J’ai cru comprendre qu’ils étaient un peu fatigués par ce genre de situations...
Ils nous ont dit que ce n’était pas possible, que nos petits copains étaient dehors de toutes façons donc qu’on ferait mieux d’aller les rejoindre. Là ils nous ont parlé comme à des enfants, c’était intéressant comme méthode. Puis des personnes assez âgées ont été invitées à sortir et elles se sont levées de leur plein gré. Les plus virulents sont restés accrochés les uns aux autres et ont été arrachés par les flics un à un. Petite note : ils avaient leur instructeur avec eux qui leur donnaient un cours, en même temps, donc c’était assez drôle. Il leur expliquait comment prendre les manifestants, ce qui continuait de nous infantiliser. Et j’étais la dernière à être sortie. J’ai décidé de ne pas leur faciliter la tâche en faisant le corps mou et ils m’ont traînée sur le sol. On s’est retrouvés aux mains de la police qui a pris nos noms sans trop d’enthousiasme. J’ai cru comprendre qu’ils étaient un peu fatigués par ce genre de situations. Et voilà…
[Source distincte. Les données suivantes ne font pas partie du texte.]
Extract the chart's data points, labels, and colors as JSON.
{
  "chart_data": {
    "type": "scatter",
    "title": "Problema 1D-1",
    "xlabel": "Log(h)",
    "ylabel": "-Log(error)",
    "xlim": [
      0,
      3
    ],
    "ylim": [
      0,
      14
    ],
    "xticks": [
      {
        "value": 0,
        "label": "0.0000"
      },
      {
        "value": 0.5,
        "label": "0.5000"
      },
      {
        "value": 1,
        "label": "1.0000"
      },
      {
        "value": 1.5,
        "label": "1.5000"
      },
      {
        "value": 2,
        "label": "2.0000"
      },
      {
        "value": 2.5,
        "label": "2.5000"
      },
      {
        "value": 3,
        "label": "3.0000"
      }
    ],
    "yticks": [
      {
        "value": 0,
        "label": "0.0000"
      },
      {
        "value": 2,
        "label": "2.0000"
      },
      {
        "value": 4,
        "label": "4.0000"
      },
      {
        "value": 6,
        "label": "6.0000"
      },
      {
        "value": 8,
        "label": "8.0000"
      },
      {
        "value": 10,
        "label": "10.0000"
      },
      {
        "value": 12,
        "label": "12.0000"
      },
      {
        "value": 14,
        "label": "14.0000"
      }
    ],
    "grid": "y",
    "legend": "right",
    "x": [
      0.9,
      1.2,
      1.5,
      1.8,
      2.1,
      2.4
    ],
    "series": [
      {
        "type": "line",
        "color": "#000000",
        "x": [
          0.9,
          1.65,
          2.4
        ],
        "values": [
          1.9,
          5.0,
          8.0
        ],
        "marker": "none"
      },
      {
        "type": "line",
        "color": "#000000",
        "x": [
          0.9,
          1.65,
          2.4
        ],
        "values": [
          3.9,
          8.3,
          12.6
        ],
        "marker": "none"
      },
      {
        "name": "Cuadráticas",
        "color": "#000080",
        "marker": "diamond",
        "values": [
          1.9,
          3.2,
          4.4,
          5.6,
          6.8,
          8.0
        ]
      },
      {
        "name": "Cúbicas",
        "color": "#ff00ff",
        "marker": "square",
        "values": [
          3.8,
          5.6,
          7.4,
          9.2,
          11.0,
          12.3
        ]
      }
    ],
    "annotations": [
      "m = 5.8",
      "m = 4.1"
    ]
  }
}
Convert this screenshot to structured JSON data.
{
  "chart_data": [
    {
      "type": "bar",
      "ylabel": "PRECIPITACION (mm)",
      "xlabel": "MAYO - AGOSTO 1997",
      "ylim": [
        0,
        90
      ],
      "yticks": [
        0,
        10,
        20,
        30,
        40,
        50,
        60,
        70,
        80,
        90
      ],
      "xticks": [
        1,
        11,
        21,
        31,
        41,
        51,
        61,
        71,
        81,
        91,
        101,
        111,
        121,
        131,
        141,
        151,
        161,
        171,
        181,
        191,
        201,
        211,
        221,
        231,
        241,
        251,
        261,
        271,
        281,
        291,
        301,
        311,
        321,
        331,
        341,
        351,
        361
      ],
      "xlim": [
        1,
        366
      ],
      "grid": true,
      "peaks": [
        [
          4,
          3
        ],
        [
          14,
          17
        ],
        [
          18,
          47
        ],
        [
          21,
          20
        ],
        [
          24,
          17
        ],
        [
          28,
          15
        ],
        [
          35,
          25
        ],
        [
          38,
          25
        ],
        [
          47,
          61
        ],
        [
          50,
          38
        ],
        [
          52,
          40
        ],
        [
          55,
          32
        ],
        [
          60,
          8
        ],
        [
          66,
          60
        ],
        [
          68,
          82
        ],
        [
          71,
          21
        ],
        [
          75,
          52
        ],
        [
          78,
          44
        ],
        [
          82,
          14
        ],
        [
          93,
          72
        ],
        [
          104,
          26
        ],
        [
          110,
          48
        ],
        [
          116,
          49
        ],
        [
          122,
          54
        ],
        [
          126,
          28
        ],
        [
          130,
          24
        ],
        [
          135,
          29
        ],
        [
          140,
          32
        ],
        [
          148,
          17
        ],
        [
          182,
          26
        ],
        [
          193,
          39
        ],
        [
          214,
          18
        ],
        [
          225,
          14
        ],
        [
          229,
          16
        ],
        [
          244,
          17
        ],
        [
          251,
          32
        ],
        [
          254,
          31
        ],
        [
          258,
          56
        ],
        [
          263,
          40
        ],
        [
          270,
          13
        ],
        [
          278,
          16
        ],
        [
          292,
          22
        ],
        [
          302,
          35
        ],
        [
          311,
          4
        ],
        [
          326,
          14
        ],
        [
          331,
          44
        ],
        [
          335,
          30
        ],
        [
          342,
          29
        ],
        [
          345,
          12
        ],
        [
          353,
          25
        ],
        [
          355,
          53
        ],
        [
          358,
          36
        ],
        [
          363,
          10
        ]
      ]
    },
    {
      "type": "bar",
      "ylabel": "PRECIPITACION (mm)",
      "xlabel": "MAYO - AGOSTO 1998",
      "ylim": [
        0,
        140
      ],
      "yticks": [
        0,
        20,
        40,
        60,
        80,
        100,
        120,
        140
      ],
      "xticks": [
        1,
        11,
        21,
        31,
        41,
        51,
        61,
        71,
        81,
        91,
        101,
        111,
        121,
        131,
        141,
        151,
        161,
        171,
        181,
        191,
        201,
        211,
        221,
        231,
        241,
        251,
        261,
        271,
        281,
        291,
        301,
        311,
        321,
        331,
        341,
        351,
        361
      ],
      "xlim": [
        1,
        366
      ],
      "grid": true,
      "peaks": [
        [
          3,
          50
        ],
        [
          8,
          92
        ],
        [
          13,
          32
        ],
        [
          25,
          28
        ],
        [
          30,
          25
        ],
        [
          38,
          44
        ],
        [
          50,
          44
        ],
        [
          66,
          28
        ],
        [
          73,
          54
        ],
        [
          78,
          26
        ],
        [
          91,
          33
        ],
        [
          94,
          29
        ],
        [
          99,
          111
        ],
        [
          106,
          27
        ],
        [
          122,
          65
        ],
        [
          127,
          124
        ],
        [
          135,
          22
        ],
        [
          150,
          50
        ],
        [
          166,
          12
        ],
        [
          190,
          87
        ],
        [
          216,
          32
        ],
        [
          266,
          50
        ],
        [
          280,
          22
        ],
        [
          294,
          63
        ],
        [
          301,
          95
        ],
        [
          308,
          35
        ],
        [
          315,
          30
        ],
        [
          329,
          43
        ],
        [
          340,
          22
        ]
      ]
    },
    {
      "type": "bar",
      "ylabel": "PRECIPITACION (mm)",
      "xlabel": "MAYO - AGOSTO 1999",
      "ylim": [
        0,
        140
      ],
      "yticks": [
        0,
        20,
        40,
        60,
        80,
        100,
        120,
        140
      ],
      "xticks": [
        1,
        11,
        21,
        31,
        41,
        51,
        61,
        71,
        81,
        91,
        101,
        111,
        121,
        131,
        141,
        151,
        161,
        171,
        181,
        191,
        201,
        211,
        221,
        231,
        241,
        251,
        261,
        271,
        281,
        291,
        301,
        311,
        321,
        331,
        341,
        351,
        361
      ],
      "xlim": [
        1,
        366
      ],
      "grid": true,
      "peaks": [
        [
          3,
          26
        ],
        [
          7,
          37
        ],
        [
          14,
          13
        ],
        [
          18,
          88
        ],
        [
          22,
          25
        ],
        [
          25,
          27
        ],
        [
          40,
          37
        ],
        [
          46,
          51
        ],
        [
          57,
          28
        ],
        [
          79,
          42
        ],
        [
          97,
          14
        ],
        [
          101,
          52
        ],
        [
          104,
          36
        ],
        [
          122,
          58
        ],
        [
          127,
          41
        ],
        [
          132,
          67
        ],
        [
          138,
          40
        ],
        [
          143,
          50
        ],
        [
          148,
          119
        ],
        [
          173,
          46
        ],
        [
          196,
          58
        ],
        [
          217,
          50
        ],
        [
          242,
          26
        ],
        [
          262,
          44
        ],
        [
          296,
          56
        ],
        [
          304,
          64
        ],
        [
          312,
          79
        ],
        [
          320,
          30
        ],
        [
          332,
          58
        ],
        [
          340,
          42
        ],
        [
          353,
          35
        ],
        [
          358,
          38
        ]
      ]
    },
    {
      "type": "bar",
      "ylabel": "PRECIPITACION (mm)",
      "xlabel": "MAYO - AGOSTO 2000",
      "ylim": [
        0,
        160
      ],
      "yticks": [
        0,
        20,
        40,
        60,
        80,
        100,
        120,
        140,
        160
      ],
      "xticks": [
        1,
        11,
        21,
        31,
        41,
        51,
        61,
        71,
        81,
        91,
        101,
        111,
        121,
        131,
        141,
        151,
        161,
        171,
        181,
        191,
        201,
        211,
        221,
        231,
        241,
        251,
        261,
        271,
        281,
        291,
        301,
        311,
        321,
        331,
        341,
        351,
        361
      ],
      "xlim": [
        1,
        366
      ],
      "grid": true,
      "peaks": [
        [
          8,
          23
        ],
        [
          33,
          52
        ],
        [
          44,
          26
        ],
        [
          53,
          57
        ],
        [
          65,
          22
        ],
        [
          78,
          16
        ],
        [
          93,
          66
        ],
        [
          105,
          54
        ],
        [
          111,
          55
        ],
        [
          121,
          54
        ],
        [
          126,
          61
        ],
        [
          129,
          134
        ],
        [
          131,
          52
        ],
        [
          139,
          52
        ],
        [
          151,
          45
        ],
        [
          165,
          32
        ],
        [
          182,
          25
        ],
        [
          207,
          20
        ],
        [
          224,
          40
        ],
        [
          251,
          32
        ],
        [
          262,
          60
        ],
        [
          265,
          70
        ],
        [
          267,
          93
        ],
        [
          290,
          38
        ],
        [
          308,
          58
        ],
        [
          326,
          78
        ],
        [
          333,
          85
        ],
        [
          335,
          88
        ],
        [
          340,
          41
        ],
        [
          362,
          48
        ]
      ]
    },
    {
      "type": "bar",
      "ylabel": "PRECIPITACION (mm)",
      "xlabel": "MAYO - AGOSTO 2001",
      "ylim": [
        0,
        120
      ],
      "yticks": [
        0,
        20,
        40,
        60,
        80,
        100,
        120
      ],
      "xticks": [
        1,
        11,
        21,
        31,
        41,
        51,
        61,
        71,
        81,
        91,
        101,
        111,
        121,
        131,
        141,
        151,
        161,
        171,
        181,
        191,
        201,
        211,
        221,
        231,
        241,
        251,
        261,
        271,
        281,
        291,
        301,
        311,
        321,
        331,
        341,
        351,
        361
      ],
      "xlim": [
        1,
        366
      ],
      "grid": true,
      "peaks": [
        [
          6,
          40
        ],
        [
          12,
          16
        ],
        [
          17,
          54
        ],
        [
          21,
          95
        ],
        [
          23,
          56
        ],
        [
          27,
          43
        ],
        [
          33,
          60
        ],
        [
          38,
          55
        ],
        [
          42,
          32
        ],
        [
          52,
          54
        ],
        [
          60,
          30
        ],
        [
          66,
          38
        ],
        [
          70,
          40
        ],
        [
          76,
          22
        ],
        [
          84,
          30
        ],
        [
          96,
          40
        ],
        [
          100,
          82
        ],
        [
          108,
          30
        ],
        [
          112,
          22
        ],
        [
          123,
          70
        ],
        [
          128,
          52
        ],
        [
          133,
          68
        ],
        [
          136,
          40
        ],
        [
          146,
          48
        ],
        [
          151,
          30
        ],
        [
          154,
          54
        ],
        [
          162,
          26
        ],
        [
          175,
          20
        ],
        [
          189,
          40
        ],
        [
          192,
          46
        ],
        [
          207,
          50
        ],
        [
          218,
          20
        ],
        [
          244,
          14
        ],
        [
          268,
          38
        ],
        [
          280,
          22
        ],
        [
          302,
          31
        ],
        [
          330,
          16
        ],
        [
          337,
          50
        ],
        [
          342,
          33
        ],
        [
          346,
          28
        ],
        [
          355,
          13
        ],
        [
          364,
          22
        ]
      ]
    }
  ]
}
De toutes façons, je pense que cette action n’avait qu’une valeur de com’ parce que c’est pas le Bourget, c’est un truc public. Ils signent leurs petits contrats ailleurs que là… Donc, l’objectif c’était vraiment d’avoir les journalistes présents et ça c’était bien. J’ai l’impression que le message est un peu passé, celui a propos de la manière dont on est traités par les autorités, la manière dont a été accueillis au Grand Palais. C’est important parce que jusque là il n’y avait vraiment qu’un seul son de cloche, donc ça au moins ça a été réussi. Et le salon a quand même été bloqué une bonne partie de la journée.
Ensuite j’ai lu quelques articles où nos arguments étaient repris mais ça reste peu vis à vis de la présence journalistique sur place. Ce n’est pas surprenant après la manif du 29 où, pour moi, il y avait des papiers qui étaient déjà écrits avant que la manif ne se fasse. Le discours de Hollande était prévu aussi. Donc là, l’évidence de la manipulation médiatique est clair. Il y a vraiment un contrôle fort. Par exemple, BFM a une grande enseigne à l’intérieur du Palais et le seul article de chez eux que j’ai vu passer c’était : « Une trentaine d’activistes ont dérangé le salon des Solutions ». Rien de ce qui a été fait. Donc tu vois clairement qu’ils étaient présents et qu’ils ont fait le choix de ne pas voir parce qu’on était bien plus que trente d’une part, et parce que c’est pas nous l’avons perturbé ce salon, ce qui l’a perturbé ce sont les flics. C’est une fois qu’ils nous ont bloqué, qu’on a commencé à chanter, à faire du bruit, parce qu’on n’avait plus que ça. Avant ça, il y a trois pèlerins qui assistaient aux conférences, il n’y avait vraiment pas grand monde. Donc effectivement, il y a un travail médiatique de sape de la contestation qui est clair. Après j’ai l’impression qu’il y a des gens qui se réveillent, qui commencent à se dire que l’autre son de cloche vaut aussi la peine d’être diffusé. »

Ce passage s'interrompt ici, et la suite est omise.